Most notably, the bright orange Freccione hand is back, an unmistakable element conspicuous by its absence since the eighties.
Available in white, or Polar, it’s the black dial version that harks back so convincingly to the Explorer II’s first generation. The beautiful satin finish on the face gives it an altogether more subdued look to that found on the Submariner or GMT, and the black base on the hands give them a floating, or ‘phantom’ effect over the dial.
The sapphire crystal stands very slightly raised, with the advantage of letting more light fall on the watch face to further improve legibility, and the Cyclops lens over the date at 3 o’clock has received an anti-reflective coating, making it much easier to read.
In an age of Cerachrom inserts and highly polished finishes, the Explorer II ref. 216570 further separates itself from the pack by keeping its brushed steel case and Oyster bracelet. It’s less luxurious and ‘go with anything’ than the other sports models, but sticks closer to its tool-like roots.

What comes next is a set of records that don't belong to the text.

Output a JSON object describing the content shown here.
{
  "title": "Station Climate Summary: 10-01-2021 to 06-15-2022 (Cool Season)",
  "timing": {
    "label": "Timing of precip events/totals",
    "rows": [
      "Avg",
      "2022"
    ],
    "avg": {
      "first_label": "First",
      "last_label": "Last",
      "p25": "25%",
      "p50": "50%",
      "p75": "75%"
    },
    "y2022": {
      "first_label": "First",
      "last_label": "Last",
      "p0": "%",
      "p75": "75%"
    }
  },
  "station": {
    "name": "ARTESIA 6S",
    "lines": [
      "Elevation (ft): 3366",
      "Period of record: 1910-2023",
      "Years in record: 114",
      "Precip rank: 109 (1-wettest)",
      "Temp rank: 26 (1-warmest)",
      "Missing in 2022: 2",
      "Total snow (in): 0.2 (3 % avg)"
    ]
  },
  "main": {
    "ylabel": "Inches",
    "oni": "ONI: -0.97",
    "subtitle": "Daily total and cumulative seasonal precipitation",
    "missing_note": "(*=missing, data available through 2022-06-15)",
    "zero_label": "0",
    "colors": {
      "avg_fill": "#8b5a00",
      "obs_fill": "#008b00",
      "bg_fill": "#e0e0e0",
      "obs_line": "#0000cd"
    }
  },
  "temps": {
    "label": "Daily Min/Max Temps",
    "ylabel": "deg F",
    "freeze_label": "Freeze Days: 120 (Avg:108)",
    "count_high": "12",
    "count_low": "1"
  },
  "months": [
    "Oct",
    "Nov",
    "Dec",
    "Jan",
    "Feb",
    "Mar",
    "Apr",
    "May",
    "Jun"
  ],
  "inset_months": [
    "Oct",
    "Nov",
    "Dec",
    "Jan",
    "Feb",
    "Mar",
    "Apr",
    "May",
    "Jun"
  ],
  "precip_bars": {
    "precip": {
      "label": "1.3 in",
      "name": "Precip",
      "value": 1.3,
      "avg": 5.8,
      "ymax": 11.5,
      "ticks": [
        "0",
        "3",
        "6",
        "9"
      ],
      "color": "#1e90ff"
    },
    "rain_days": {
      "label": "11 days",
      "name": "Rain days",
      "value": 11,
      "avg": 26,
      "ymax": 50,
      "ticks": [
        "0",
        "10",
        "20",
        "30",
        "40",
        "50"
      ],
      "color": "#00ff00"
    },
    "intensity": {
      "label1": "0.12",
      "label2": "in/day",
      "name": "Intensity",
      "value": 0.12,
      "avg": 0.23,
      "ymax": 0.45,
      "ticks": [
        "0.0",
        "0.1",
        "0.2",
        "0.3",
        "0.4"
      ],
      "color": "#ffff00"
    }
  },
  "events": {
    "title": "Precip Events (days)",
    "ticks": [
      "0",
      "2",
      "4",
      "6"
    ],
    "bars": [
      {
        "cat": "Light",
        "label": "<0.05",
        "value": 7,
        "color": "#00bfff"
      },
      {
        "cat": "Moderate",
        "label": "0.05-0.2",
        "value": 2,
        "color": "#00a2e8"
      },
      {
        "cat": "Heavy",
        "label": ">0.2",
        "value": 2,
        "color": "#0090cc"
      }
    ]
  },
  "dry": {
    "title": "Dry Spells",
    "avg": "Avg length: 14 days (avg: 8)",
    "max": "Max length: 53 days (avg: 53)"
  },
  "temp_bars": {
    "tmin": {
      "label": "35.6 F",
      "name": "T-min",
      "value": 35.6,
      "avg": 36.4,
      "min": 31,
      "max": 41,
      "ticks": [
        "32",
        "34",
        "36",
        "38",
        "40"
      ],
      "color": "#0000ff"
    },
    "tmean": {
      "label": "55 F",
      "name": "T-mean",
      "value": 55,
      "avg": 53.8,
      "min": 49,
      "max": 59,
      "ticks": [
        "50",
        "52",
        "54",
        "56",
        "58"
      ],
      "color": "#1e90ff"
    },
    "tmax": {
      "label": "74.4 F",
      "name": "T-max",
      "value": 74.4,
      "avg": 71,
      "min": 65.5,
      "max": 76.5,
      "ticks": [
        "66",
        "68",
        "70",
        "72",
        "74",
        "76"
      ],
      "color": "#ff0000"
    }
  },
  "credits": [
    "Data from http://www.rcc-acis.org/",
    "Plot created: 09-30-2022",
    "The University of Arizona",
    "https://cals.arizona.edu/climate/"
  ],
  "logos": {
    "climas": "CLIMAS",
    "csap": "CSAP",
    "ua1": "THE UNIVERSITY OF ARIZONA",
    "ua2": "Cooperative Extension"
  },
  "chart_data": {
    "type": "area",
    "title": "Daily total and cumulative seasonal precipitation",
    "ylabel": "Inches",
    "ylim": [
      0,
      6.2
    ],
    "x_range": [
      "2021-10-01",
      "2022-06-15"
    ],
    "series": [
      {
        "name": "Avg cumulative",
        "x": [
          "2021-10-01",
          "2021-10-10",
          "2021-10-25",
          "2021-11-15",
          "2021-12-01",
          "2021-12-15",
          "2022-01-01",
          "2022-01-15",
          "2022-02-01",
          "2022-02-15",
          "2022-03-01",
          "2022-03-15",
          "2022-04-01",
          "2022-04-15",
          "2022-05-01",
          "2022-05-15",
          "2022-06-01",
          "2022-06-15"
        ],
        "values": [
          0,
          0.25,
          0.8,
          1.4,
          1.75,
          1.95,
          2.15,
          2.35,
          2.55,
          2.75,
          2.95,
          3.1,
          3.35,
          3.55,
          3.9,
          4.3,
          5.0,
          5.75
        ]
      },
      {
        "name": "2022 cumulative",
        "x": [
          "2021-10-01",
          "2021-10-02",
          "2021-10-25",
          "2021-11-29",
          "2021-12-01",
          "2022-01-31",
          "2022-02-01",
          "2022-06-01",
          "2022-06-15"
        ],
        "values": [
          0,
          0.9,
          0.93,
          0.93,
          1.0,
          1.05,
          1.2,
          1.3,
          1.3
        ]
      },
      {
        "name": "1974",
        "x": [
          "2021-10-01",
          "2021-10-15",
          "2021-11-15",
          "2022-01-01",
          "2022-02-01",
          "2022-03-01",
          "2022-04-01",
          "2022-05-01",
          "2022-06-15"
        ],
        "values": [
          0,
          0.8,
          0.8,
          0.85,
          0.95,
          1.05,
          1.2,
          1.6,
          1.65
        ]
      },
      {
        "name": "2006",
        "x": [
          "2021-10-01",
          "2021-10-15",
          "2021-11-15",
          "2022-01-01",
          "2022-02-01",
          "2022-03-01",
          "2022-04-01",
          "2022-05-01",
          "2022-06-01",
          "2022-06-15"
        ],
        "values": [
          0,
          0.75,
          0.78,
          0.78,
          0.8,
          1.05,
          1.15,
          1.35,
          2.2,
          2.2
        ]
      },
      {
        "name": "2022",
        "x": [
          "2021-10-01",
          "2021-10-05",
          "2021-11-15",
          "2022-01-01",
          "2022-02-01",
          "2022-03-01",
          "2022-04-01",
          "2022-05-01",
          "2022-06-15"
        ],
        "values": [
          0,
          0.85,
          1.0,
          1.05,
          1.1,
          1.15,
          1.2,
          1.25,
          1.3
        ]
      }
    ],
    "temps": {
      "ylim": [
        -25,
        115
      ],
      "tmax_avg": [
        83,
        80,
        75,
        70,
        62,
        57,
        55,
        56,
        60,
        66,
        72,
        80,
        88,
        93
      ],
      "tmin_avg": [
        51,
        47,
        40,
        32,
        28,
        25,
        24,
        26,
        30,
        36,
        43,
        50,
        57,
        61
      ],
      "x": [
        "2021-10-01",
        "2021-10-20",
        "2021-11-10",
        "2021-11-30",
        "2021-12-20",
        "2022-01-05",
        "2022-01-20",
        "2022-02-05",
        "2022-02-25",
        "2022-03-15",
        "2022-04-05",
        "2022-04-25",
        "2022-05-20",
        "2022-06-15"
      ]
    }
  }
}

Amongst other models like the GMT and the Daytona the Explorer is often overlooked.
The Purist’s Rolex
For many, the Explorer II has always been the forgotten Rolex, adrift in a sea of Submariners, Daytonas and GMTs. Today, with its unashamedly utilitarian styling, it’s enjoying a revival among a certain section of devotees who crave a reminder of just why they fell in love with the brand in the first place.
It’s a watch that has been tested in the harshest environments possible and come up smiling, and makes an imposing addition to any collection.